World Youth Day 2019 in Panama was the experience of a lifetime. I learned a lot about serving others and answering God’s call. Bishop Frank Caggiano from Bridgeport taught me that I need to trust in God and take a risk when He calls upon me just like Mother Mary did. Cardinal Luis Tagle from the Philippines taught me that serving without love is just work. Bishop Robert Barron taught me that once we see the light of grace, then we can start to acknowledge our own sins. One of the most impacting things I learned was from the Holy Father. He said, “The greatest sin we can commit against ourselves is not being able to ask for help.” This impacted me significantly because often times I overwhelm myself with ministries and fall into a state of spiritual dryness— a state of desolation. At times I do not want to ask for help even though I am well aware I need it. He continued by saying, “…it is good that we ask Jesus for help, but we must also be able to reach out when we are drowning so that our brothers and sisters can pull us out.” This reminded me that often times I let my pride drown me and that I need to humble myself and acknowledge that I am human and cannot take on everything completely on my own. That is why I have brothers and sisters in Christ to help me and support me. Likewise, I am there to help them when they are drowning.
I also did a lot of self-reflection during the pilgrimage. One of the main things I wanted to get out of this experience was to grow as an individual. The Friday before leaving to Panama I went to Holy Hour and asked Jesus to help me grow. Once more, I realized that He indeed hears our prayers. However, it is not always easy in the way He helps us. Each day He had me face one of my insecurities that prevented me from growing.
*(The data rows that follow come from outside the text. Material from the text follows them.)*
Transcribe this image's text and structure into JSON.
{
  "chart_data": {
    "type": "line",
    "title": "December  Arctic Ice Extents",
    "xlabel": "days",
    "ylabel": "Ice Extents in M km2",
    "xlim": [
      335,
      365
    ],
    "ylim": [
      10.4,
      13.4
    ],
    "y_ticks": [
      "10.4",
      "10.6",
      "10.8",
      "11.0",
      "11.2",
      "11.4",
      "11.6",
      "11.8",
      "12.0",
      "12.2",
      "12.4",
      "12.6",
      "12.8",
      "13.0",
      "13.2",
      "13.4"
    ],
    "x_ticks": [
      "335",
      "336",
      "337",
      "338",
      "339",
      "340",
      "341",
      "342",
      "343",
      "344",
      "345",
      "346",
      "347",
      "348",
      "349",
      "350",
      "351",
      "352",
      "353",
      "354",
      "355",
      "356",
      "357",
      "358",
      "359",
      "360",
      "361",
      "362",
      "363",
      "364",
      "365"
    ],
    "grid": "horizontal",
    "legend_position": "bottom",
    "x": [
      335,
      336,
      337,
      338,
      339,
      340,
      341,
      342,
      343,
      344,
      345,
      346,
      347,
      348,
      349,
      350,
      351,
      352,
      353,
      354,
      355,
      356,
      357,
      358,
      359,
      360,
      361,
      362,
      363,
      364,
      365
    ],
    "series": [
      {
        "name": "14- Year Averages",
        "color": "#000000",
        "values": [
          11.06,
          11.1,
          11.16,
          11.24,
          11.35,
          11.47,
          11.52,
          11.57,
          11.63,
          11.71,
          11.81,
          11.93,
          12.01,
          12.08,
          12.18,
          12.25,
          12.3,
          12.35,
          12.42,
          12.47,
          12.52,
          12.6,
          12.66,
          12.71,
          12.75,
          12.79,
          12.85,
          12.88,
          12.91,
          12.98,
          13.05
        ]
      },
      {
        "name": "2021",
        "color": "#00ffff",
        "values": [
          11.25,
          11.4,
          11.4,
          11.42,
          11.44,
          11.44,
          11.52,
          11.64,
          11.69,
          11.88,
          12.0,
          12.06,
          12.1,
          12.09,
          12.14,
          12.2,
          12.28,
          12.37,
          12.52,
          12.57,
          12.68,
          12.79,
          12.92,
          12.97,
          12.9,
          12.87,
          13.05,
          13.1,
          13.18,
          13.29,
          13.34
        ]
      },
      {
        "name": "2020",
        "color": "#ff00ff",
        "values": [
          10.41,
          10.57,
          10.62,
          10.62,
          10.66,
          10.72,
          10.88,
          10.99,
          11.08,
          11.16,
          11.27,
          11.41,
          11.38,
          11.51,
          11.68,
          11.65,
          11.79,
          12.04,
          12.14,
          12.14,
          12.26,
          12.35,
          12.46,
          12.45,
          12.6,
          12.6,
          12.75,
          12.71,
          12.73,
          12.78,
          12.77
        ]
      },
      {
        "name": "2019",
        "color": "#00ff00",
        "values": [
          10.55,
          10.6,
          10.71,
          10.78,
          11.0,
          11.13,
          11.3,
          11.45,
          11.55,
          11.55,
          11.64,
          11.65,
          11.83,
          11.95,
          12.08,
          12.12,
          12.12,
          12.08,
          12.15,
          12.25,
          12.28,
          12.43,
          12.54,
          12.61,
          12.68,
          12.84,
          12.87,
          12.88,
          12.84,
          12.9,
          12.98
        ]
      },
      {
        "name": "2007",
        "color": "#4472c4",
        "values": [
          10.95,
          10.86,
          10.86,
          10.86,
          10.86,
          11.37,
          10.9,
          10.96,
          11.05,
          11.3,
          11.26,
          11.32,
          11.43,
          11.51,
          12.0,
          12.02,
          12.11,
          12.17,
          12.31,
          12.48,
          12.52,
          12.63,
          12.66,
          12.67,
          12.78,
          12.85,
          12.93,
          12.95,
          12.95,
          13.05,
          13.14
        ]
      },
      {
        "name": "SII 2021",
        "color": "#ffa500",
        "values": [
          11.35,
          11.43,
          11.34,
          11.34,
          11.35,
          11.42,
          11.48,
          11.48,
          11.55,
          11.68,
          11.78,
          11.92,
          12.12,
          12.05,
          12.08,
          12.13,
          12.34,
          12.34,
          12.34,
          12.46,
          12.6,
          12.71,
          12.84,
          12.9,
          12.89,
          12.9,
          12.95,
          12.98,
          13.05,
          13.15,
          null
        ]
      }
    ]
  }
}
These insecurities ranged from trusting a group of young adults I didn’t really know, to trusting my bilingual tongue. I made close bonds with my fellow brothers and sisters in Christ whom I traveled with. We bonded over waiting hours in the sun, singing in the bus, and praying the rosary while we waited in line. I made a lot of use of my fluency in Spanish, primarily translating and asking for general directions.
Overall, the experience was amazing. Even though it was not a vacation, it was definitely a break from my daily routine—what I really needed. As people keep asking me what I did while I was away, I keep thinking to myself, “Did I really walk that much? Did I really sleep in an open field? Did I really see the Holy Father?” They look at me like I suffered a great deal, but to me it wasn’t suffering. To me it was love. It was joyful and wonderful. The closest feeling I can describe to the people who have asked me how I feel is that feeling I felt when I got confirmed. I feel the burning fire of the Holy Spirit alive in me ready to spread out towards others.